La fausse modestie
On a parlé il y a peu de l’importance et du pouvoir des compliments. De nos jours, nous avons perdu ce réflexe si sain d’exprimer de vive voix notre considération pour ceux que nous admirons ou dont nous reconnaissons le talent. A tel point que, lorsque nous recevons nous-mêmes une parole élogieuse, nous ne savons plus comment nous comporter.
La politesse nous enseigne qu’il est de bon ton d’être modeste et discret, car ce sont des qualités nécessaires à la vie en communauté. Celui qui a déjà été entouré par une bande de possesseurs de téléphones portables diffusant une musique dont la qualité est inversement proportionnelle au volume dans les transports en commun comprendra pourquoi.

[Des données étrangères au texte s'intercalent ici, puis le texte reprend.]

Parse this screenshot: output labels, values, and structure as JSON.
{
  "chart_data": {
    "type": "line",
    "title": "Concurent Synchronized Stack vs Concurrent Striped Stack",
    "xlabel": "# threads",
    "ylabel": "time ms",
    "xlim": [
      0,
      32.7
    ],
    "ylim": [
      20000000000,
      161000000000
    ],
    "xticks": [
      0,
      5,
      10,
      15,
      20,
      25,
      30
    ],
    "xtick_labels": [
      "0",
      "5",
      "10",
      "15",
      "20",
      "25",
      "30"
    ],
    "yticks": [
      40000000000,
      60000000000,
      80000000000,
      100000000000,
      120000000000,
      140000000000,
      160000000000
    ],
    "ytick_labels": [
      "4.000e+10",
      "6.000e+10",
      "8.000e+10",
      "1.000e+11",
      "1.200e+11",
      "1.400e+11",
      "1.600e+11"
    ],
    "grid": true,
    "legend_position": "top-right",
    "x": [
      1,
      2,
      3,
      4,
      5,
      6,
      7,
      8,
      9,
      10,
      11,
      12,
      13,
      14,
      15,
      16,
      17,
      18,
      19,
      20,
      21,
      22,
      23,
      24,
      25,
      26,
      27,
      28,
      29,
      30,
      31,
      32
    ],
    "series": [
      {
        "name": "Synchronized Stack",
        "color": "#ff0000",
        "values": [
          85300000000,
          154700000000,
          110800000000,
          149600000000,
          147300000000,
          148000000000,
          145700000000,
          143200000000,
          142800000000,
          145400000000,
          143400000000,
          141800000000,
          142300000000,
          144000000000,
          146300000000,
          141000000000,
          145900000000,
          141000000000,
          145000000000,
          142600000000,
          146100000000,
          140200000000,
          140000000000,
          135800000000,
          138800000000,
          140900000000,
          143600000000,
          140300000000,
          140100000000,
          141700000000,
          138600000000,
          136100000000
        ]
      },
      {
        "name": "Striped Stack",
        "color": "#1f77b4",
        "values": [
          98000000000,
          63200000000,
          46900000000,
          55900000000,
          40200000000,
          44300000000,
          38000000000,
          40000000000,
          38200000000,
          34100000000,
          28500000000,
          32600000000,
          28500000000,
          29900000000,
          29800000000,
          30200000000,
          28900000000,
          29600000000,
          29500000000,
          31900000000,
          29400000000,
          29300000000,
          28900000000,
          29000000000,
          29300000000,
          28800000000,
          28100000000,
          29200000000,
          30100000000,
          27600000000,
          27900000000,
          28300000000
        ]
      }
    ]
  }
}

C’est pourquoi, lorsqu’on nous fait l’honneur de remarquer nos talents, un élan d’humilité nous pousse souvent à minimiser nos mérites. Tous, nous avons au moins une fois prononcé ces paroles « Oh ! Tu sais, ce n’était pas grand choses ». Et bien même si cette réaction paraît saine et naturelle au premier abord, je prétends qu’elle est en fait néfaste.
La fausse modestie est le début de l’orgueil
Un excès de modestie n’est jamais que de l’orgueil déguisé, car en minimisant vos mérites, vous ne faites que grandir votre talent. Imaginez que vous félicitiez Baudelaire d’avoir écrit les fleurs du mal, et qu’il vous réponde « Oh, ben c’était pas grand chose, hein ! J’ai juste fait ça comme ça, pour me détendre. De toutes façons, j’étais bourré, alors ». Une telle retenue devient indécente. C’est comme si notre ami Baudelaire nous disait « Cette œuvre pour laquelle vous me félicitez n’était qu’un passe temps pour moi. Imaginez les chefs-d’œuvre dont je suis capable quand je m’applique. »
Ma grand-mère avait pour habitude de dire : « Ne te fais pas si petit, tu n’es pas si grand ». Cet adage ancestral résume parfaitement mes propos : à force de s’aplatir devant les louanges, on finit par obtenir l’effet inverse en devenant un monstre d’orgueil.
Apprendre à accepter les compliments
Je pense que minimiser ou refuser un compliment ne sont pas de bonnes solutions. Au contraire, des louanges doivent être considérées comme un cadeau, et refuser un cadeau est en général considéré comme quelque chose d’impoli. Il faut donc apprendre à recevoir les éloges comme il se doit : avec franchise et honnêteté.
Pour autant, accepter un compliment n’est pas si aisé. Il est facile de tomber dans l’excès inverse en faisant montre d’orgueil, et je ne connais que de très rares personnes qui méritent les louanges et sachent les accepter.
Je vais prendre l’exemple d’Éric-Emmanuel Schmitt. C’est un auteur francophone très lu et très joué qui a réalisé récemment son premier film, Odette Toutlemonde, que j’ai eu la chance de voir en avant-première. Le film était suivi d’un débat en présence du réalisateur qui répondait alors aux questions du public, lequel n’a pas tari d’éloges à propos de l’œuvre.
Il m’a impressionné par son honnêteté et… comment dire ? Il dégage une impression de vrai, et possède ce rare talent de savoir recevoir les compliments, sans les rejeter, mais sans en tirer d’orgueil non plus. En recevant les paroles flatteuses des spectateurs, Éric-Emmanuel Schmitt semblait en tirer du plaisir, sans chercher à diminuer son mérite, mais son exploit (j’ose qualifier cela d’exploit) fut de rester au niveau de son auditoire alors que celui-ci aurait voulu le placer sur un piédestal. A aucun moment il n’a laissé transparaître l’impression qu’il aurait pu se considérer comme inférieur ou supérieur à ses interlocuteurs.
C’est donc mon conseil pour cet article : si vous êtes digne de recevoir des compliments, alors ne les refusez pas. N’hésitez pas à les accepter et à remercier leurs auteurs, et surtout, évitez de tomber dans un excès d’humilité ou de vous montrer trop orgueilleux. Soyez honnête avec les autres et avec vous même, et surtout soyez vrai.